The higher awareness of the space debris threat has triggered the need of a distributed monitoring system for the prevention of possible space collisions. The increasing number of dedicated sensors allows for a wide and continuous monitoring of the space environment and then for an accurate knowledge of debris and their orbit determination. Alongside with this trend, the need of automatic data analysis has being enhancing its importance in order to manage the increased images volume and to provide a quick and reliable toolbox (a SW framework) able to identify candidate space debris and support in their analysis. Each possible debris characterization needs in fact an identification phase; orbit and attitude determination and finally the collision risks estimation are the next steps.
This paper presents the implementation of an optimized and performance-oriented pipeline for sources extraction intended to the automatic detection of space debris in optical images. Algorithm reliability has been demonstrated in a prototypal environment, while the overall process automation and efficiency have been the main drivers in its final implementation. The performance advantages obtained with the huge degree of processing parallelism provided by General Purpose computing on Graphics Processing Units (GPGPU) are analyzed and demonstrated here: splitting data analysis over thousands of threads allows for big datasets processing with a limited computational time. This implementation put the basis for the realization of a SW framework, a set of GPU based libraries, fully intended to the efficient analysis of optical images for space debris detection and characterization.

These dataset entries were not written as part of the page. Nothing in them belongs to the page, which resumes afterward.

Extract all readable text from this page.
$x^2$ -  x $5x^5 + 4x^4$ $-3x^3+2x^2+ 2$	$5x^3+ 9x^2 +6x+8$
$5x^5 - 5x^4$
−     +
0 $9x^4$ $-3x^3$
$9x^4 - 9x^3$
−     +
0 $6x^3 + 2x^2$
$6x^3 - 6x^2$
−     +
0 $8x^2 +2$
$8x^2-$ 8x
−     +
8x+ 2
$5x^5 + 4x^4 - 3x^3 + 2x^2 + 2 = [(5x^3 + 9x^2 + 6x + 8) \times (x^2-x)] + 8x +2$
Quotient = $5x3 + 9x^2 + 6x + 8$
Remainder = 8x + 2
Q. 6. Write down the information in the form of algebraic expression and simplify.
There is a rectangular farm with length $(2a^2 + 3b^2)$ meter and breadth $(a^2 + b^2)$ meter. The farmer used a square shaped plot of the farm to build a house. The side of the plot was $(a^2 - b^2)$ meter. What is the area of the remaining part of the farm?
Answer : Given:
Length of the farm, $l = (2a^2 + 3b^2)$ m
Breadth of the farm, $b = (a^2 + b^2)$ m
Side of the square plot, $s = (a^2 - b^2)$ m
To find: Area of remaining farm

Another key point, enhancing its wider applicability, is that the object detection does not need auxiliary information, neither about the image acquisition (i.e. observed zone and orbital regime of the observed object), neither the star catalogue to perform stars subtraction before detecting streaks. Furthermore it is based on the analysis of a single image, thus the acquisition of consecutive frames of the same field (for stars field subtraction) is neither needed. The algorithm is able to detect both kinds of features can be found in the optical image (streaks and point-like objects), so allowing its adoption in both the observation modes: sidereal tracking in which the star are point-like object and the space debris are streaks and object tracking in which features’ significance is inverted.
The algorithm’s flow itself is composed of three main phases. First one is pre-processing where a set of non-linear digital filtering techniques are applied to the greyscale image, achieving a noise reduction. The second phase consists in segmentation and classification where all the information about the connected components from the binary image are extracted and subsequently classified. Finally, the astrometry phase performs the astrometric reduction of the detected objects.
The implementation has been tested on a large and variate images data set, containing both imaging satellites from different orbit ranges (low, medium and high orbits) and multiple observation modes (i.e. sidereal and object tracking).